このインタビューでも科学と哲学のどちらが知における優位性を持っているのかは重要ではないと繰り返している。両者は明らかに対象も方法も異なっているから だ。哲学の仕事は言語を用いてできるだけ実体に近い概念を作ることである。そこでは、言語と概念と実体の三者関係に常に注意しながら進めることが不可欠に なる。実体に至るためには、物理的な実験だけではなく、非物理的な認知科学の領域の実験をも含めている。さらに、想像できるものと可能性のあるもの、可能 性のあるものと実際にあるもの、言葉の違いと概念の違い、概念の違いと実体の違いを混同しないようにすることも強調している。

科学哲学と知の哲学(philosophie de la connaissance)との違いを次のように説明している。科学哲学は、科学の方法、理論と観察との関係、特定の科学の変遷などを扱うのに対して、知の哲学は対象を科学知に限らず、知の概念そのものやその基盤、論理、推論、証明の本質、信じることとと知との関係などの問題にも興味を示す。

形而上学をどう定義するのかと聞かれて、彼女はこう答えている。形而上学とは実在についての科学で、存在、自由、時間、心身問題、法則の本質、物理的・心理 的因果関係などの問題を扱うものである。つまり、実在の最も深い構造について研究する科学になる。同様に、世界の成り立ちの深い構造を研究する物理学との違いは、物理学者の存在論は必然的に物理主義になるのに対して、形而上学者はこの世界を理解するためにはそれだけでは不十分だと考え、生物学、心理学、社会科学などの多様な学問から存在論を研究する。その背後に、自然は物質からできているのか、あるいは関係やプロセスなのか、アイデンティティを構成する条件とは何か、というような科学者の範囲を超える重要な問題が控えている。

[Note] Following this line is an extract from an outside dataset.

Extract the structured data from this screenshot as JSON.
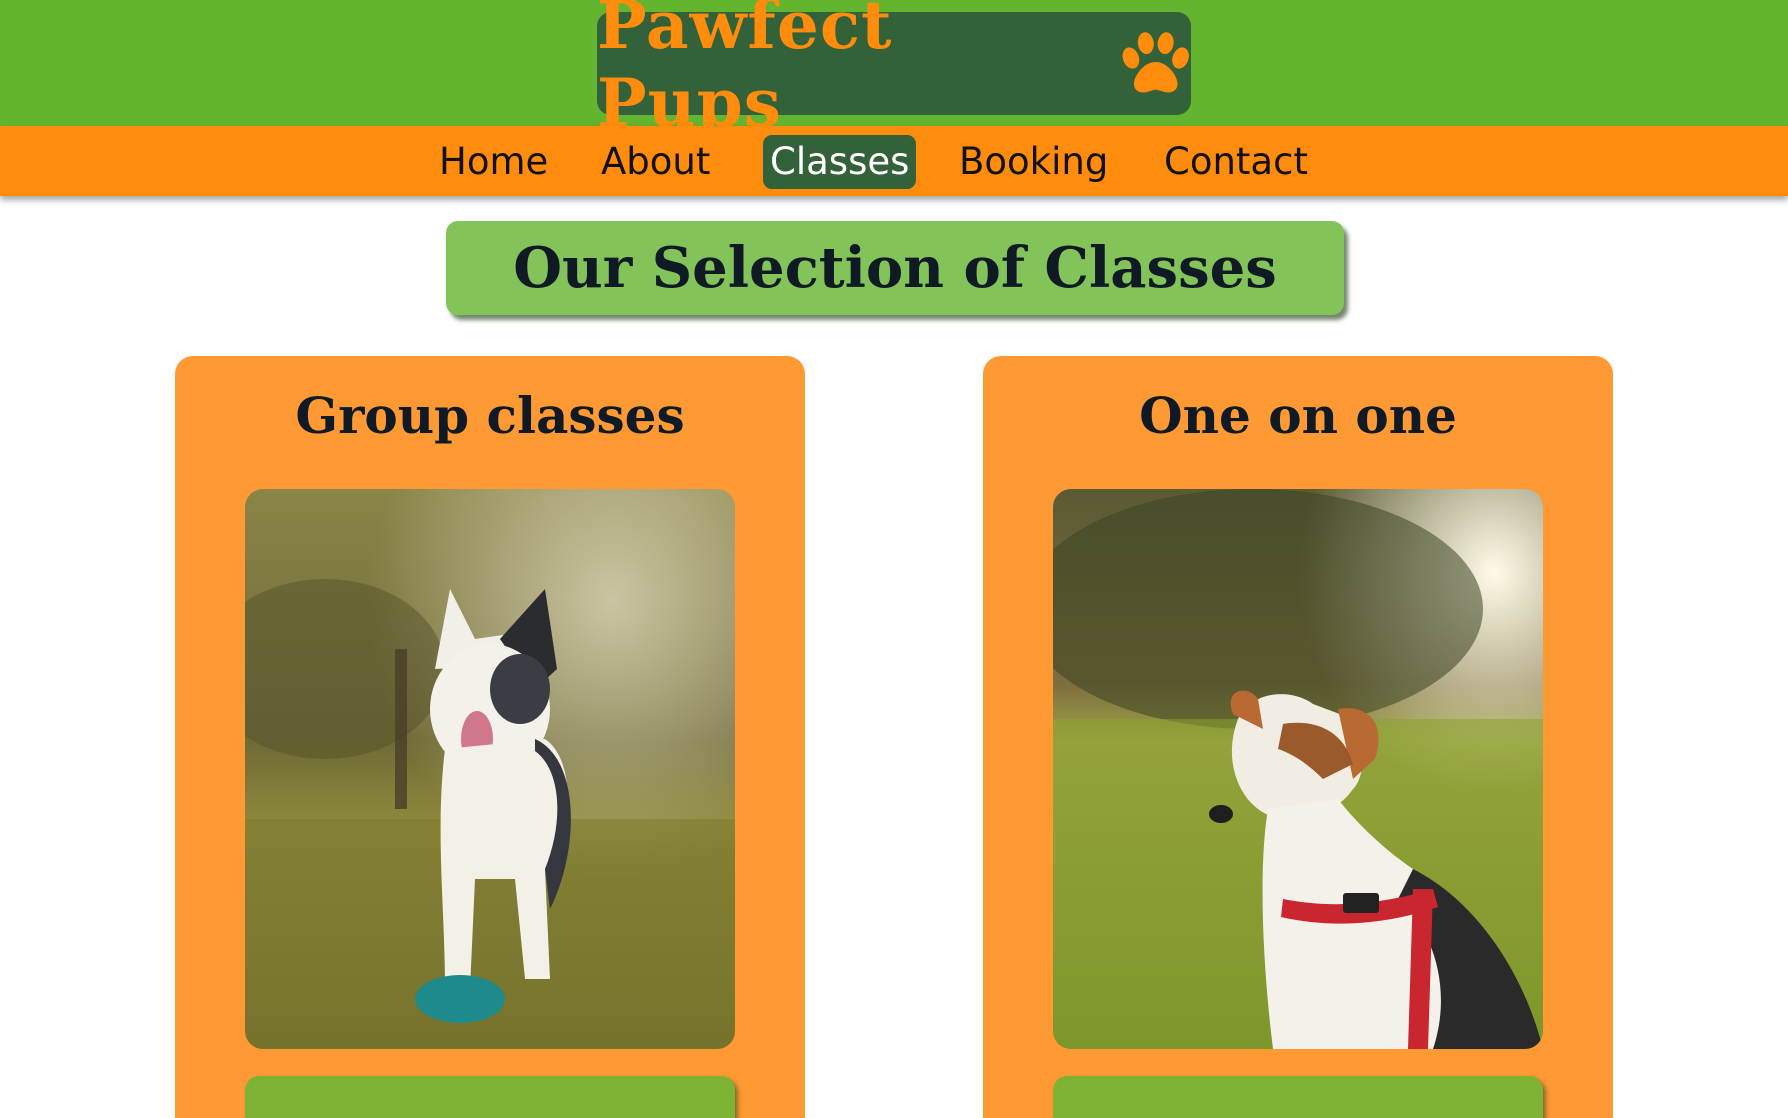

形而上学とは知に関する論理的な営みであり、科学と同じ原理に基づいている。世界の最も根源的な要素を求めている点で、科学と同じ目的を持っている。形而上学者はよく議論すると言われるが、それは学問の基準がないからではなく、見かけに囚われたり、錯覚に陥ることを避けることや目の前のものを虚心坦懐に観ることが難しいからである。この議論も科学精神の下で行わなければならず、科学がすべてを説明すると主張する科学主義や形而上学者が最終決定するという体系に囚われたドグマから自由でなければならない。形而上学者は実験室には行かずオフィスに留まっているが、椅子に座っているだけではない。ある意味で数学者に近い存在である。